The letter was the first public statement from Benedict since an independent commission in Ireland issued a report last month detailing "endemic" molestation and rape at church-run boys' facilities and ritualized beatings at girls' schools from the 1930s to the 1990s.

Benedict didn't specifically address the clerical sex abuse scandal that has convulsed the church in the United States, Ireland and elsewhere. But he was clearly referring to the scandal in saying there had been "situations which can never be sufficiently deplored where the church herself suffers as a consequence of infidelity on the part of some of her ministers."

"Then it is the world which finds grounds for scandal and rejection," he said in the letter, which was sent to mark the start of the Vatican's "Year of the Priest."

He said while such scandals were to be deplored, there was also reason to rejoice because the Roman Catholic Church had so many generous and good pastors at work every day.

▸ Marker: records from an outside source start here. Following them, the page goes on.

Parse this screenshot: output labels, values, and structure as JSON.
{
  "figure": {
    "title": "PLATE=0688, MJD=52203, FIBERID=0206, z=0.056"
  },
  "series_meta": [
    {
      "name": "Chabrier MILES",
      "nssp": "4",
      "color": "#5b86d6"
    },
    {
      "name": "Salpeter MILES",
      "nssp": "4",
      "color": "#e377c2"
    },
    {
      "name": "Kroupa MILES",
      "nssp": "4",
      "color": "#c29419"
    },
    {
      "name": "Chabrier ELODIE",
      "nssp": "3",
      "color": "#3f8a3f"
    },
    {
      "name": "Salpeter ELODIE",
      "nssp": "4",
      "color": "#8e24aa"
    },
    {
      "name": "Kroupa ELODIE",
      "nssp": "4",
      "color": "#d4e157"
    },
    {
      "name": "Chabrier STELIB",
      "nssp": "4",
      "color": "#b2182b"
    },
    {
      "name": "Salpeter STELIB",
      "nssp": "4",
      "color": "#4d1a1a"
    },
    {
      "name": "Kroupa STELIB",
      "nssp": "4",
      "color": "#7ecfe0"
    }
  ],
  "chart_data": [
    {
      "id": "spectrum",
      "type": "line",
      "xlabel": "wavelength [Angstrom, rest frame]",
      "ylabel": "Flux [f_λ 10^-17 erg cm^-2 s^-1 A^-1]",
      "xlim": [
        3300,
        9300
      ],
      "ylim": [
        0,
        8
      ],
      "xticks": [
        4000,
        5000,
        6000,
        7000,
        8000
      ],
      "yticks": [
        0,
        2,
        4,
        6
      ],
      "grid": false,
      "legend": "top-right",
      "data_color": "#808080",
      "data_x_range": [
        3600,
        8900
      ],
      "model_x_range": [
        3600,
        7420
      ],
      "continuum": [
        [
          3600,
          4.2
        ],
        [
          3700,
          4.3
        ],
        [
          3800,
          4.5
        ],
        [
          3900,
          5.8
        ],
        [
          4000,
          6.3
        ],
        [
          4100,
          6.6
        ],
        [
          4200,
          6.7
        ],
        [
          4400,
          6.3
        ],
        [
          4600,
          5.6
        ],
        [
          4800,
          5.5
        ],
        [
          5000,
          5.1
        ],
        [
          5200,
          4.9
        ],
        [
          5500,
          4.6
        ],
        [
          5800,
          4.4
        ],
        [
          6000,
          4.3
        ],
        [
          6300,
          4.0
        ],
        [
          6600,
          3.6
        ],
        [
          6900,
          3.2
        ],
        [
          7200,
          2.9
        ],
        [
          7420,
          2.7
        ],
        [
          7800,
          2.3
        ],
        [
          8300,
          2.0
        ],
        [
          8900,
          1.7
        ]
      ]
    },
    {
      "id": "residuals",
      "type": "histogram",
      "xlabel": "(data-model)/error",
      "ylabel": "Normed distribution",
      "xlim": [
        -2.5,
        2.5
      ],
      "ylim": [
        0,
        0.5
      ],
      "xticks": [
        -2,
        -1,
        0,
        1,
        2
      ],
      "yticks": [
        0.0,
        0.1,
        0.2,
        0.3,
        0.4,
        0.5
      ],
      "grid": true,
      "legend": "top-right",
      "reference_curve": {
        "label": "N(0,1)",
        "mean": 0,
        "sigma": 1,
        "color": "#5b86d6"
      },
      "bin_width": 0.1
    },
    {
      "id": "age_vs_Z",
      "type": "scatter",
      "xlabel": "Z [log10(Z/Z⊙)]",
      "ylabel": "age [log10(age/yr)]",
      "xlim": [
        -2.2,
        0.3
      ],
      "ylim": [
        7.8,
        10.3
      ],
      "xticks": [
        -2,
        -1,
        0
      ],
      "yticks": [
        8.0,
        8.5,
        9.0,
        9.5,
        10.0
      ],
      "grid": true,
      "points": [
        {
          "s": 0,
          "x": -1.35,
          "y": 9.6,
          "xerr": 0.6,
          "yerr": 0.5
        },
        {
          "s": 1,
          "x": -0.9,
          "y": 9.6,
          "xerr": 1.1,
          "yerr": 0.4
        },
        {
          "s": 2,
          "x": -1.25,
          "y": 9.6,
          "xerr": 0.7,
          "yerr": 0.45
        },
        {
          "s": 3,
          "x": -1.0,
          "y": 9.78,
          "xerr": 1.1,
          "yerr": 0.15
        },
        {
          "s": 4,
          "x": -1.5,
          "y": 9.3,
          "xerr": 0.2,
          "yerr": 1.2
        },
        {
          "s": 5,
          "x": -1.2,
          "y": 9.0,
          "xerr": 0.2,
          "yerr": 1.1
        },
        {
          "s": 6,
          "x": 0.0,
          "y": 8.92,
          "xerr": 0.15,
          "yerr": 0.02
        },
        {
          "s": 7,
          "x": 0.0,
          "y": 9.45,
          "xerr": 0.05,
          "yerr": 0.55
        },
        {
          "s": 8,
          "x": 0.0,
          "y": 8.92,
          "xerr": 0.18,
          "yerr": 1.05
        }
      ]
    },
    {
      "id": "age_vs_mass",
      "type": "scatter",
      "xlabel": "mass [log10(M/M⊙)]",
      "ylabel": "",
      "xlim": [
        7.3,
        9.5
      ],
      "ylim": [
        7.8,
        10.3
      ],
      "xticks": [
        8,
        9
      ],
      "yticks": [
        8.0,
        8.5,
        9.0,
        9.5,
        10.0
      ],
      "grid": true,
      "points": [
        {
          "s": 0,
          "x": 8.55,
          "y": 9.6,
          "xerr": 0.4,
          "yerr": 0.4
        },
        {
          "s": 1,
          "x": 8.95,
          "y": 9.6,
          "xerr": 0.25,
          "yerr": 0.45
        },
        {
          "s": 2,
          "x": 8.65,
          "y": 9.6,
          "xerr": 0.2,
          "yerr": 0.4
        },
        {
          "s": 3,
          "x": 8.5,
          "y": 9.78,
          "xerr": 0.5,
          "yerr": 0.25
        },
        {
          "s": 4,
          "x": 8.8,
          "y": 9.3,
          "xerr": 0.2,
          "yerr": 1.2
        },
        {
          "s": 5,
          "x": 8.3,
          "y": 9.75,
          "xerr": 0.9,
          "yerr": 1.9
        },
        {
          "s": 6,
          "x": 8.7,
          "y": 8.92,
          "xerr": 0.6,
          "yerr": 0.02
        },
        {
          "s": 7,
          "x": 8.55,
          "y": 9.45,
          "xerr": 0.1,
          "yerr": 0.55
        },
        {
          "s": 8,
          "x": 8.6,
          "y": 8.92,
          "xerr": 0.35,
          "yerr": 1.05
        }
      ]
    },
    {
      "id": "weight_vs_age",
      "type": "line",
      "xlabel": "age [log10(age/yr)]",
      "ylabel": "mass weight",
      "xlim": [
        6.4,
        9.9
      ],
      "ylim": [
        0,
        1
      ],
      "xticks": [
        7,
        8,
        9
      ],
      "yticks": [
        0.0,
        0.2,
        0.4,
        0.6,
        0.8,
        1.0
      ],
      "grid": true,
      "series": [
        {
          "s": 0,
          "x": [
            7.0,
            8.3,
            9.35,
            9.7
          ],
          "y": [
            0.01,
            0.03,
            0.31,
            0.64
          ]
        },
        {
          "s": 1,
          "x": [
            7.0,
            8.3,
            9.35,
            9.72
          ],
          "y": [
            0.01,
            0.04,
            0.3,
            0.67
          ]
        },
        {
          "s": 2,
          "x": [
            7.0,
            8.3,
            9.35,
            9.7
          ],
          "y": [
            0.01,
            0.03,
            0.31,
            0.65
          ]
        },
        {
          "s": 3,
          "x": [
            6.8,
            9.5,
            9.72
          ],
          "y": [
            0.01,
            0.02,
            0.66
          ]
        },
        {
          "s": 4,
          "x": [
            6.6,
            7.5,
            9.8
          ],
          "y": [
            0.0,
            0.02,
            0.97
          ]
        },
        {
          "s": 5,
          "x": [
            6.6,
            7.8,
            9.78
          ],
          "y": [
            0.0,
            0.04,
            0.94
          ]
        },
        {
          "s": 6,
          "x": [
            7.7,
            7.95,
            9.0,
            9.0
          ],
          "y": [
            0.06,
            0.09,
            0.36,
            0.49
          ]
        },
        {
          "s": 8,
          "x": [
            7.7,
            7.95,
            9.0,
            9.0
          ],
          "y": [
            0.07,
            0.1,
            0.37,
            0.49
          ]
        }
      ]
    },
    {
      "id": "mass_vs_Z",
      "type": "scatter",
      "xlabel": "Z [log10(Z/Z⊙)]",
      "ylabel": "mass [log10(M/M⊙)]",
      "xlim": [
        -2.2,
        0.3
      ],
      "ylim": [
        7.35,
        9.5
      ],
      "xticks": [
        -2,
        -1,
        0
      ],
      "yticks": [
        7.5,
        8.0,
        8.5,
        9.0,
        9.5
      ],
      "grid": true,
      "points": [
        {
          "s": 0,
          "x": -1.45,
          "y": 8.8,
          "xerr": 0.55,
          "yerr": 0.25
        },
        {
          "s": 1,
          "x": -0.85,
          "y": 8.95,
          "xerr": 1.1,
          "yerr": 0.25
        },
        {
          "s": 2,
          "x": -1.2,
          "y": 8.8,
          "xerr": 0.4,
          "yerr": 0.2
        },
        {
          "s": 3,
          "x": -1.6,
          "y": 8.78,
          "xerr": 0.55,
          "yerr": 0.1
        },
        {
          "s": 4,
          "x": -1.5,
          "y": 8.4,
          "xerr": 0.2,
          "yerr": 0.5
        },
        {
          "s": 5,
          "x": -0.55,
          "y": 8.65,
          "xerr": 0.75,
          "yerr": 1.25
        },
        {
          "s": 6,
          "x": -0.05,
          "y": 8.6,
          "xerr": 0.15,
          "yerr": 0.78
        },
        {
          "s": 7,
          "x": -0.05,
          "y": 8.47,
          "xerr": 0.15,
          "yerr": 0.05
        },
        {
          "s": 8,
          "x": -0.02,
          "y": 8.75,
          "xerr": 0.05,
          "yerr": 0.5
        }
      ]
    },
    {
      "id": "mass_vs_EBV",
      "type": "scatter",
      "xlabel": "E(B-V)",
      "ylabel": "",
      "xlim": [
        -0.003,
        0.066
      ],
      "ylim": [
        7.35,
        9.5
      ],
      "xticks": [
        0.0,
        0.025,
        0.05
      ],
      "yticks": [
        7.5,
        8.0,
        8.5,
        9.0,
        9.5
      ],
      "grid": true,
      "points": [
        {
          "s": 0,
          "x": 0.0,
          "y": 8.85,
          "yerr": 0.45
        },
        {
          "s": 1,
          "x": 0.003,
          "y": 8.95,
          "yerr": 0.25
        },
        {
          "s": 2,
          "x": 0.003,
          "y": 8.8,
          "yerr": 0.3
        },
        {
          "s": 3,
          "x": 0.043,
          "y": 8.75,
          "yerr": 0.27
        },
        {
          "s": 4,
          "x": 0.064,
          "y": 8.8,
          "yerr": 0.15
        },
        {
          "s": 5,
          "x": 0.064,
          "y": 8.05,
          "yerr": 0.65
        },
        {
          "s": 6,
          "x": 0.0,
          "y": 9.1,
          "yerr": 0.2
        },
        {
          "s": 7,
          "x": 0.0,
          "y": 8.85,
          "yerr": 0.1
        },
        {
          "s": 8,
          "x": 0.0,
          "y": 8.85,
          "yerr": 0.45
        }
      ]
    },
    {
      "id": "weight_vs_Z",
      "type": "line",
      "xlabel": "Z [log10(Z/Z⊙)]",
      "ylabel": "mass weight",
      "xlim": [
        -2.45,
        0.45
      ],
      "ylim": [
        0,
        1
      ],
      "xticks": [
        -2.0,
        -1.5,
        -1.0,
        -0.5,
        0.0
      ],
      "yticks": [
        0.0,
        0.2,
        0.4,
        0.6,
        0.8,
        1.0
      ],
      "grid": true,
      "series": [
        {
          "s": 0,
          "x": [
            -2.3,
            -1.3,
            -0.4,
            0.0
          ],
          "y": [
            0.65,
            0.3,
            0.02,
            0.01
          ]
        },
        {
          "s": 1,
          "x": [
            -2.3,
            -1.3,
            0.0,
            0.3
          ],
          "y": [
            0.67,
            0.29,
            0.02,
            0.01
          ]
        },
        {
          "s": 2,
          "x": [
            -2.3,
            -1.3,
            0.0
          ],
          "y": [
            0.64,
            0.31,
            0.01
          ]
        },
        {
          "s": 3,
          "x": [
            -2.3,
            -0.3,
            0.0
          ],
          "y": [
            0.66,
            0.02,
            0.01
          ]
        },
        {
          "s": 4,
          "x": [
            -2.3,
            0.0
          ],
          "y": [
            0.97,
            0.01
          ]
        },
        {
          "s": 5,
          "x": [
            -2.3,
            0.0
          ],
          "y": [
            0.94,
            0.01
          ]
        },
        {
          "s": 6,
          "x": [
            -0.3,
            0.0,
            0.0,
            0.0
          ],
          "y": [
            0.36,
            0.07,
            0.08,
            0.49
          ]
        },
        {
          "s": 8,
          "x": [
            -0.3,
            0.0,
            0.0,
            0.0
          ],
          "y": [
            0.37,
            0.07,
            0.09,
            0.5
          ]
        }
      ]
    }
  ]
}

"What is most helpful to the church in such cases is not only a frank and complete acknowledgment of the weaknesses of her ministers, but also a joyful and renewed realization of the greatness of God's gift," he wrote.

Benedict has spoken out frequently against clerical abuse and has met with American, Canadian and Australian victims. He has apologized for their anguish, prayed for their healing and denounced the "filth" in the priesthood that permitted such abuse.

Roman Catholic priests take a vow of celibacy — a vow Benedict has repeatedly said is not up for negotiation.

The 2,600-page report in Ireland — which took nine years to compile and was resisted by the Catholic orders that ran the facilities — concluded that church officials shielded pedophiles from arrest amid a culture of self-serving secrecy.

Benedict met with Ireland's two top prelates earlier this month to discuss the report.